Same thing. I hit the menu button and found it displayed the settings menu, but nothing seemed to be wrong there.
That's when I hit the Sirius ID menu which displays the unit's unique ID (and acts as my account). Rather than
displaying my ESN, it was blank! My device had amnesia of the worst kind. Without the ID, it couldn't decode
the music stream, which meant my little beat box was done.

The warranty had long since expired, so when I got to work I decided to pry it open and see if I could get
some more life out of it. Maybe a cable was loose, or a solder joint had broken. I couldn't find anything wrong
though, so I pieced it back together and docked it. Woohoo, after power on it started playing again. I must have
bumped something back into the right position.

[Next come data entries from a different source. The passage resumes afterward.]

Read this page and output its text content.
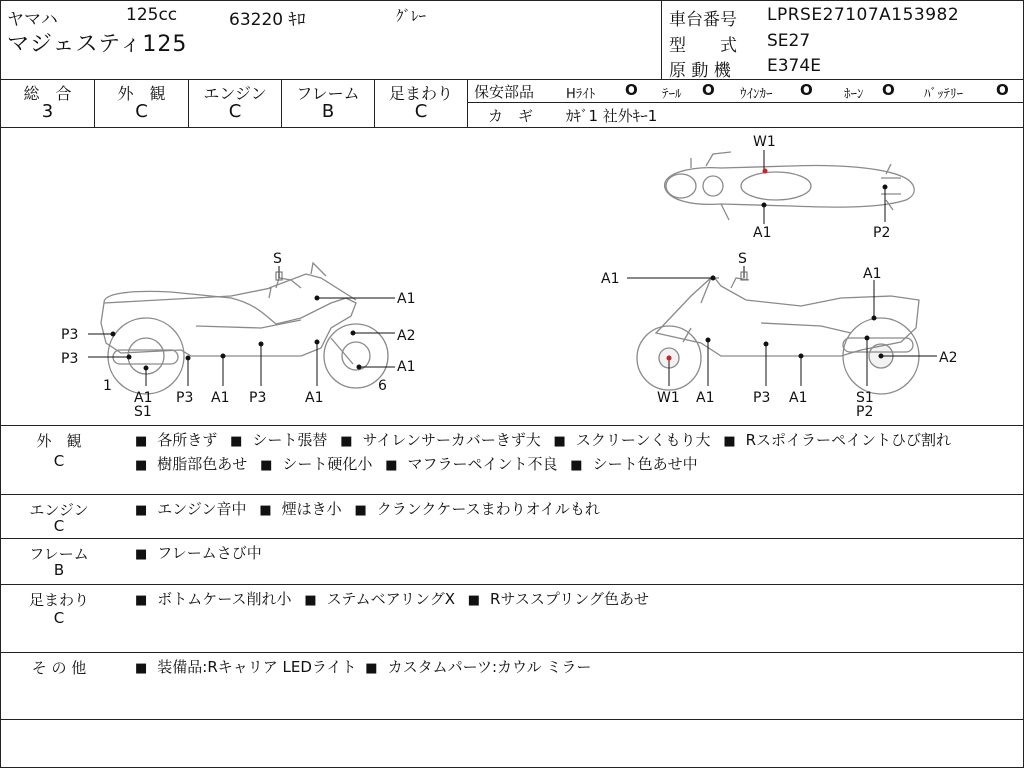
ヤマハ	125cc	63220 ｷﾛ	ｸﾞﾚｰ
マジェスティ125
車台番号 LPRSE27107A153982
型　　式 SE27
原 動 機 E374E
総　合
3
外　観
C
エンジン
C
フレーム
B
足まわり
C
保安部品 Hﾗｲﾄ O ﾃｰﾙ O ｳｲﾝｶｰ O ﾎｰﾝ O ﾊﾞｯﾃﾘｰ O
カ　ギ ｶｷﾞ1 社外ｷｰ1
W1
A1	P2
S
A1
A2
A1
P3
P3
1	6
A1
S1
P3 A1 P3	A1
A1
S
A1
A2
W1 A1	P3 A1	S1
P2
外　観
C
■ 各所きず ■ シート張替 ■ サイレンサーカバーきず大 ■ スクリーンくもり大 ■ Rスポイラーペイントひび割れ ■ 樹脂部色あせ ■ シート硬化小 ■ マフラーペイント不良 ■ シート色あせ中
エンジン
C
■ エンジン音中 ■ 煙はき小 ■ クランクケースまわりオイルもれ
フレーム
B
■ フレームさび中
足まわり
C
■ ボトムケース削れ小 ■ ステムベアリングX ■ Rサススプリング色あせ
そ の 他	■ 装備品:Rキャリア LEDライト ■ カスタムパーツ:カウル ミラー
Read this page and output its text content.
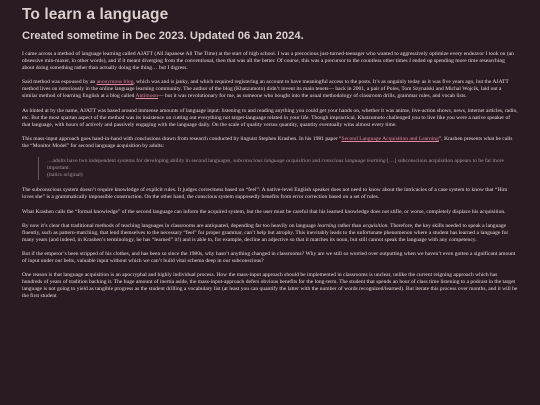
To learn a language
Created sometime in Dec 2023. Updated 06 Jan 2024.

I came across a method of language learning called AJATT (All Japanese All The Time) at the start of high school. I was a precocious just-turned-teenager who wanted to aggressively optimize every endeavor I took on (an obsessive min-maxer, in other words), and if it meant diverging from the conventional, then that was all the better. Of course, this was a precursor to the countless other times I ended up spending more time researching about doing something rather than actually doing the thing… but I digress.

Said method was espoused by an anonymous blog, which was and is janky, and which required registering an account to have meaningful access to the posts. It’s as ungainly today as it was five years ago, but the AJATT method lives on notoriously in the online language learning community. The author of the blog (Khatzumoto) didn’t invent its main tenets— back in 2001, a pair of Poles, Tom Szynalski and Michal Wojcik, laid out a similar method of learning English at a blog called Antimoon— but it was revolutionary for me, as someone who bought into the usual methodology of classroom drills, grammar rules, and vocab lists.

As hinted at by the name, AJATT was based around immense amounts of language input: listening to and reading anything you could get your hands on, whether it was anime, live-action shows, news, internet articles, radio, etc. But the most spartan aspect of the method was its insistence on cutting out everything not target-language related in your life. Though impractical, Khatzumoto challenged you to live like you were a native speaker of that language, with hours of actively and passively engaging with the language daily. On the scale of quality versus quantity, quantity eventually wins almost every time.

This mass-input approach goes hand-in-hand with conclusions drawn from research conducted by linguist Stephen Krashen. In his 1981 paper “Second Language Acquisition and Learning”, Krashen presents what he calls the “Monitor Model” for second language acquisition by adults:

…adults have two independent systems for developing ability in second languages, subconscious language acquisition and conscious language learning […] subconscious acquisition appears to be far more important.
(italics original)

The subconscious system doesn’t require knowledge of explicit rules. It judges correctness based on “feel”: A native-level English speaker does not need to know about the intricacies of a case system to know that “Him loves she” is a grammatically impossible construction. On the other hand, the conscious system supposedly benefits from error correction based on a set of rules.

What Krashen calls the “formal knowledge” of the second language can inform the acquired system, but the user must be careful that his learned knowledge does not stifle, or worse, completely displace his acquisition.

By now it’s clear that traditional methods of teaching languages in classrooms are antiquated, depending far too heavily on language learning rather than acquisition. Therefore, the key skills needed to speak a language fluently, such as pattern-matching, that lend themselves to the necessary “feel” for proper grammar, can’t help but atrophy. This inevitably leads to the unfortunate phenomenon where a student has learned a language for many years (and indeed, in Krashen’s terminology, he has “learned” it!) and is able to, for example, decline an adjective so that it matches its noun, but still cannot speak the language with any competency.

But if the emperor’s been stripped of his clothes, and has been so since the 1980s, why hasn’t anything changed in classrooms? Why are we still so worried over outputting when we haven’t even gotten a significant amount of input under our belts, valuable input without which we can’t build vital schema deep in our subconscious?

One reason is that language acquisition is an apocryphal and highly individual process. How the mass-input approach should be implemented in classrooms is unclear, unlike the current reigning approach which has hundreds of years of tradition backing it. The huge amount of inertia aside, the mass-input-approach defers obvious benefits for the long-term. The student that spends an hour of class time listening to a podcast in the target language is not going to yield as tangible progress as the student drilling a vocabulary list (at least you can quantify the latter with the number of words recognized/learned). But iterate this process over months, and it will be the first student
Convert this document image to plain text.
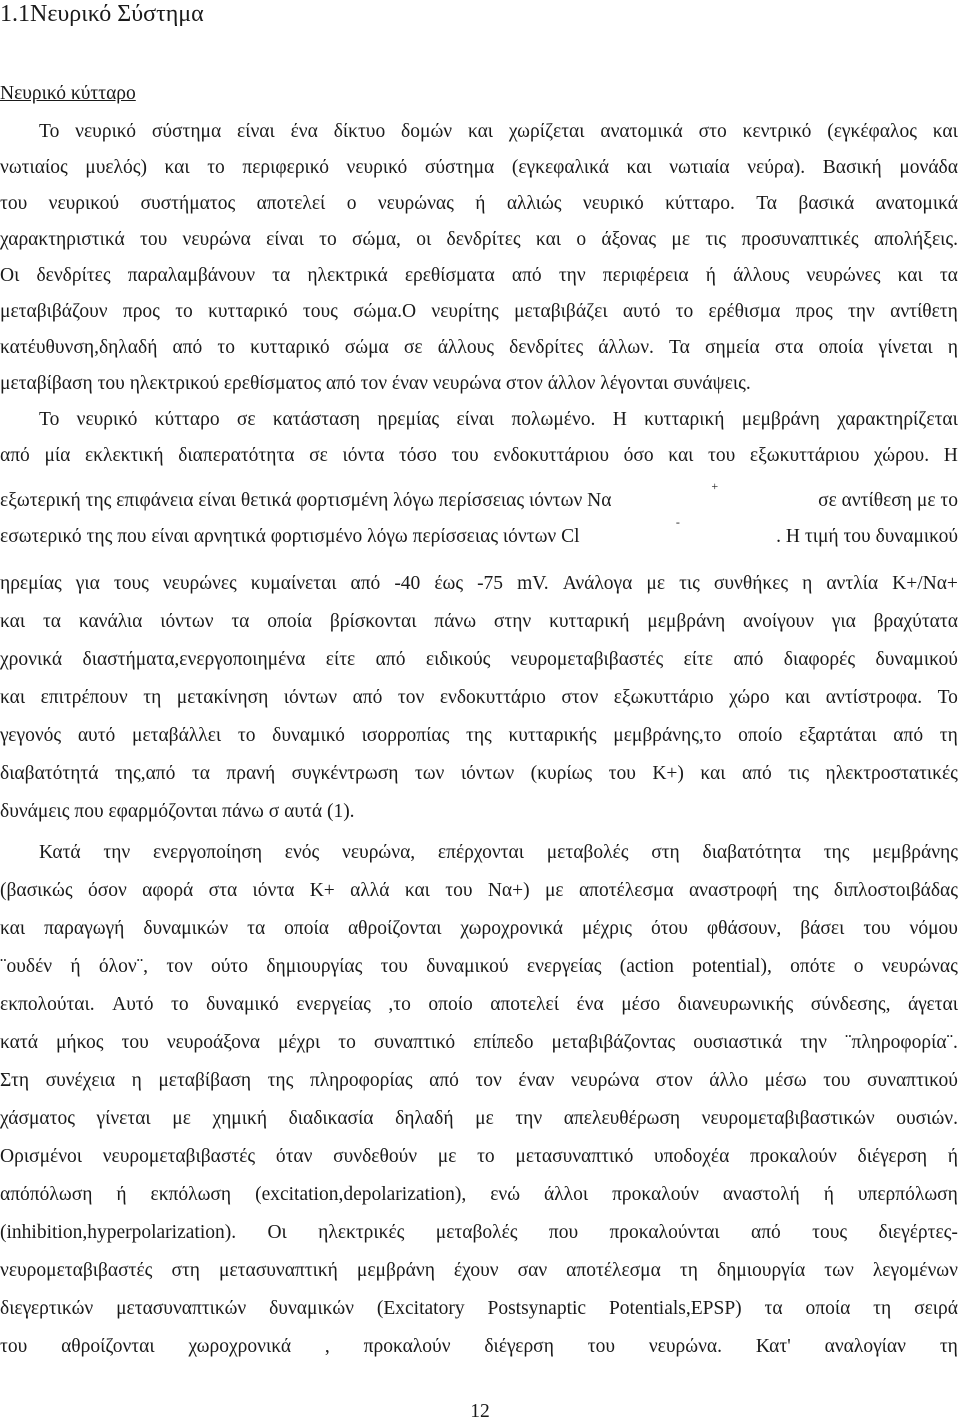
1.1Νευρικό Σύστημα
Νευρικό κύτταρο
Το νευρικό σύστημα είναι ένα δίκτυο δομών και χωρίζεται ανατομικά στο κεντρικό (εγκέφαλος και
νωτιαίος μυελός) και το περιφερικό νευρικό σύστημα (εγκεφαλικά και νωτιαία νεύρα). Βασική μονάδα
του νευρικού συστήματος αποτελεί ο νευρώνας ή αλλιώς νευρικό κύτταρο. Τα βασικά ανατομικά
χαρακτηριστικά του νευρώνα είναι το σώμα, οι δενδρίτες και ο άξονας με τις προσυναπτικές απολήξεις.
Οι δενδρίτες παραλαμβάνουν τα ηλεκτρικά ερεθίσματα από την περιφέρεια ή άλλους νευρώνες και τα
μεταβιβάζουν προς το κυτταρικό τους σώμα.Ο νευρίτης μεταβιβάζει αυτό το ερέθισμα προς την αντίθετη
κατέυθυνση,δηλαδή από το κυτταρικό σώμα σε άλλους δενδρίτες άλλων. Τα σημεία στα οποία γίνεται η
μεταβίβαση του ηλεκτρικού ερεθίσματος από τον έναν νευρώνα στον άλλον λέγονται συνάψεις.
Το νευρικό κύτταρο σε κατάσταση ηρεμίας είναι πολωμένο. Η κυτταρική μεμβράνη χαρακτηρίζεται
από μία εκλεκτική διαπερατότητα σε ιόντα τόσο του ενδοκυττάριου όσο και του εξωκυττάριου χώρου. Η
εξωτερική της επιφάνεια είναι θετικά φορτισμένη λόγω περίσσειας ιόντων Να
+
σε αντίθεση με το
εσωτερικό της που είναι αρνητικά φορτισμένο λόγω περίσσειας ιόντων Cl
-
. Η τιμή του δυναμικού
ηρεμίας για τους νευρώνες κυμαίνεται από -40 έως -75 mV. Ανάλογα με τις συνθήκες η αντλία Κ+/Να+
και τα κανάλια ιόντων τα οποία βρίσκονται πάνω στην κυτταρική μεμβράνη ανοίγουν για βραχύτατα
χρονικά διαστήματα,ενεργοποιημένα είτε από ειδικούς νευρομεταβιβαστές είτε από διαφορές δυναμικού
και επιτρέπουν τη μετακίνηση ιόντων από τον ενδοκυττάριο στον εξωκυττάριο χώρο και αντίστροφα. Το
γεγονός αυτό μεταβάλλει το δυναμικό ισορροπίας της κυτταρικής μεμβράνης,το οποίο εξαρτάται από τη
διαβατότητά της,από τα πρανή συγκέντρωση των ιόντων (κυρίως του Κ+) και από τις ηλεκτροστατικές
δυνάμεις που εφαρμόζονται πάνω σ αυτά (1).
Κατά την ενεργοποίηση ενός νευρώνα, επέρχονται μεταβολές στη διαβατότητα της μεμβράνης
(βασικώς όσον αφορά στα ιόντα Κ+ αλλά και του Να+) με αποτέλεσμα αναστροφή της διπλοστοιβάδας
και παραγωγή δυναμικών τα οποία αθροίζονται χωροχρονικά μέχρις ότου φθάσουν, βάσει του νόμου
¨ουδέν ή όλον¨, τον ούτο δημιουργίας του δυναμικού ενεργείας (action potential), οπότε ο νευρώνας
εκπολούται. Αυτό το δυναμικό ενεργείας ,το οποίο αποτελεί ένα μέσο διανευρωνικής σύνδεσης, άγεται
κατά μήκος του νευροάξονα μέχρι το συναπτικό επίπεδο μεταβιβάζοντας ουσιαστικά την ¨πληροφορία¨.
Στη συνέχεια η μεταβίβαση της πληροφορίας από τον έναν νευρώνα στον άλλο μέσω του συναπτικού
χάσματος γίνεται με χημική διαδικασία δηλαδή με την απελευθέρωση νευρομεταβιβαστικών ουσιών.
Ορισμένοι νευρομεταβιβαστές όταν συνδεθούν με το μετασυναπτικό υποδοχέα προκαλούν διέγερση ή
απόπόλωση ή εκπόλωση (excitation,depolarization), ενώ άλλοι προκαλούν αναστολή ή υπερπόλωση
(inhibition,hyperpolarization). Οι ηλεκτρικές μεταβολές που προκαλούνται από τους διεγέρτες-
νευρομεταβιβαστές στη μετασυναπτική μεμβράνη έχουν σαν αποτέλεσμα τη δημιουργία των λεγομένων
διεγερτικών μετασυναπτικών δυναμικών (Excitatory Postsynaptic Potentials,EPSP) τα οποία τη σειρά
του αθροίζονται χωροχρονικά , προκαλούν διέγερση του νευρώνα. Κατ' αναλογίαν τη
12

That afternoon I brought some lunch home to the family. Unfortunately,
the radio didn't survive the trip from my desk to the car this time. Upon docking it in my car, the same behavior
as I had seen that morning. Still, I held out hope. Perhaps it was just an issue with the dock. When I got back to
work I was disappointed that even in the home docking kit, the unit was still taking a dirt nap. I tried the
open heart surgery approach again, but it failed this time. :-(

I took a look at the current Sirius equipment available that can go from car to home. Unfortunately, none of the
newer equipment can use my same docking stations. That means that if I want to replace my radio, I have to replace
the two docks as well. Usually a radio will come with a car kit, but the home kit is extra. If I wanted to replace
my unit with the modern equivalent, it would be $150 for the car kit and radio, plus another $50 for the home kit.
That's $200 we don't have right now. We just got hit with a shocker from our medical insurance (we've exhausted our
wellness benefit for the year, which is what covers our innoculations for Samantha) and we want to have a nice
Christmas, so we're pinching pennies as is. Not that we're hurting, we're just trying to keep expenses to a minimum,
and this is a fairly big unplanned expense. There's a new Sirius radio out called the Stilletto 100 which acts as
both an MP3 player and a Sirius Tuner. It's being called wearable, as it's about the size of an iPod with the
antenna built right in. That would be an awesome upgrade, but the cost is frightening: $350. Maybe it will go
on my Christmas list.

So I was left with a tough decision. Eat the expense to replace my radio, or cancel my account. I decided to
cancel my account. It wasn't an easy decision either, as I LOVE my Sirius radio. I called the customer service line
and let them know what was going on. They offered to give me a different radio for free. There is a "Sirius ONE"
radio which is a car only unit. It's pretty vanilla, offering a single line of text, and it is meant for the car
only. If I get a new radio, I want one that goes from the car to my desk. Even if the new one is free (which is
a really great offer) it didn't really pique my interest. The free tuner offer still stands for the next 30 days,
so I might change my mind, but as of today I am no longer a Sirius subscriber.